18

—David ya me ha hablado mucho de usted —dijo Butterworth, aunque continuó leyendo el historial que Carter le había traído.

Butterworth estaba sentado detrás de una gran mesa de despacho sobre la que había unas heliografías y la maqueta de lo que parecía ser una máquina de hacer herramientas. Representaba unos cuarenta y cinco años de edad pero, excepto por una franja de pelo negro, era completamente calvo. Tenía una boca suave, pero no es que diese sensación de debilidad, sino más bien de benevolencia, y a Carter le recordó, no sabía por qué extraña razón, la boca de Hazel. Jenkins and Field era una empresa de asesores de ingeniería y Carter suponía que su tarea consistiría en ocuparse del trabajo que Butterworth no podía llevar a cabo por falta de tiempo. A Butterworth le enviaban con frecuencia a otras ciudades y, si le daban el puesto, parte de su trabajo recaería sobre Carter. El sueldo era de quince mil dólares al año y un mes de vacaciones en verano.

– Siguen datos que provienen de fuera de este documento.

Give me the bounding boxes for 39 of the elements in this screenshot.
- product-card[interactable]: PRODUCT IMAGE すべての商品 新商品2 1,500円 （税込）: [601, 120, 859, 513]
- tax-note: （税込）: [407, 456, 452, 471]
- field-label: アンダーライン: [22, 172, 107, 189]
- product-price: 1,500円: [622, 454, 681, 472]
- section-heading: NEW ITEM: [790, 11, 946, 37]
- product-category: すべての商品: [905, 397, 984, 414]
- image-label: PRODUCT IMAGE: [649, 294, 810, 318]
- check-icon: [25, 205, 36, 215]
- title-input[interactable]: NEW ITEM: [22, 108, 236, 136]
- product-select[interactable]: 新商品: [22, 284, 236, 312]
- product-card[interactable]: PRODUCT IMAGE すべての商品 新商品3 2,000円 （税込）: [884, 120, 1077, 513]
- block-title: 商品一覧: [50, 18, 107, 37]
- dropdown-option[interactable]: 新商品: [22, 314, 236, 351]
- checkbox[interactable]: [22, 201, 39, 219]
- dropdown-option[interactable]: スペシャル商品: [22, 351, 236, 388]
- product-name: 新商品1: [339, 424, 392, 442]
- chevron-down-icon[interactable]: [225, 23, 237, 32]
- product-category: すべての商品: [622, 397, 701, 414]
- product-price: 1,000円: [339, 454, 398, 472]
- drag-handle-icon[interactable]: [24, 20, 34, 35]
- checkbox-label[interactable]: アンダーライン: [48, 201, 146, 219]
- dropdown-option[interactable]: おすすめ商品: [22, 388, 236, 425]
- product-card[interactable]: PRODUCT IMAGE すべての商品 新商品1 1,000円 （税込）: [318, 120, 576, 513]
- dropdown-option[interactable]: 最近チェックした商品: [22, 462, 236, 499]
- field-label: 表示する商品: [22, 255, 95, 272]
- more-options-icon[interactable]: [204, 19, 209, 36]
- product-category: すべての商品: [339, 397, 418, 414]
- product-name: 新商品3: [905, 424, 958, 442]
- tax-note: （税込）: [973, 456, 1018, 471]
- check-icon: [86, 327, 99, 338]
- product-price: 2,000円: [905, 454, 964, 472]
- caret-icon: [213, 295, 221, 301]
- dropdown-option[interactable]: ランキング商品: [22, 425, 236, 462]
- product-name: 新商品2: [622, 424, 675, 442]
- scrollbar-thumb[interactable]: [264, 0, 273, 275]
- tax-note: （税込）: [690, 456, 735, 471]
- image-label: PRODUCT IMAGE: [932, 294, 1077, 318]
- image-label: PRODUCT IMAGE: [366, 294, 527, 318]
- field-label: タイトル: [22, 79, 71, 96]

—Bueno, señor Carter, el puesto es para usted si le interesa hacerse cargo de él —dijo Butterworth.

—Muchas gracias. Creo que sí me interesa.

Butterworth echó una ojeada por encima de su hombro hacia la puerta cerrada.

—David me ha hablado de su estancia en la cárcel en el Sur. Y tengo entendido que no tuvo usted la menor culpa, que el culpable era el individuo que murió.

Carter asintió con la cabeza y dijo:

—Sí.

—Qué cosa tan terrible —murmuró Butterworth—. Pero yo quería que supiese que estoy enterado de ello, que todos aquí estamos enterados de ello, que todos conocemos a David, y yo más que los demás, y que si David dice que usted es una buena persona, es que usted lo es en lo que a mí respecta —sonrió forzadamente, como si no estuviese habituado a sonreír—. Considero, además, que incluso a los que han sido presidiarios de verdad se les debe de dar a veces una segunda oportunidad, aunque la mayoría de la gente no está dispuesta a hacerlo. Pero me doy cuenta de que ese no es su caso. Creo, sin embargo, que su rendimiento en el trabajo será mejor si sabe que nosotros lo sabemos y que no tenemos reservas mentales respecto a usted.

Carter salió de la oficina tranquilo e ilusionado y entró en la primera cabina telefónica que encontró para llamar a Sullivan.

—Oye, David, quiero darte las gracias. Lo he conseguido.

—Cuánto, cuánto me alegro —dijo David con su suave voz de tenor—. ¿Cuándo empiezas?

—El lunes, por la mañana.

—Tengo que dejarte ahora, pues hay una persona esperando para hablar conmigo. Enhorabuena, Phil. Nos veremos pronto.

Hazel estaba encantada de que le hubiesen colocado y esa noche en casa de los Elliott, brindaron con champán. Después de cenar, los Elliott insistieron en subir de la bodega una botella del mejor. Timmie también se tomó una copa, y Carter pensó que su hijo le miraba esa noche con un respeto nuevo porque tenía trabajo, como los padres de otros chicos. Pero el trabajo lo había conseguido a través de Sullivan y Timmie también sabía esto. Un tanto, un tanto más, a favor de Sullivan.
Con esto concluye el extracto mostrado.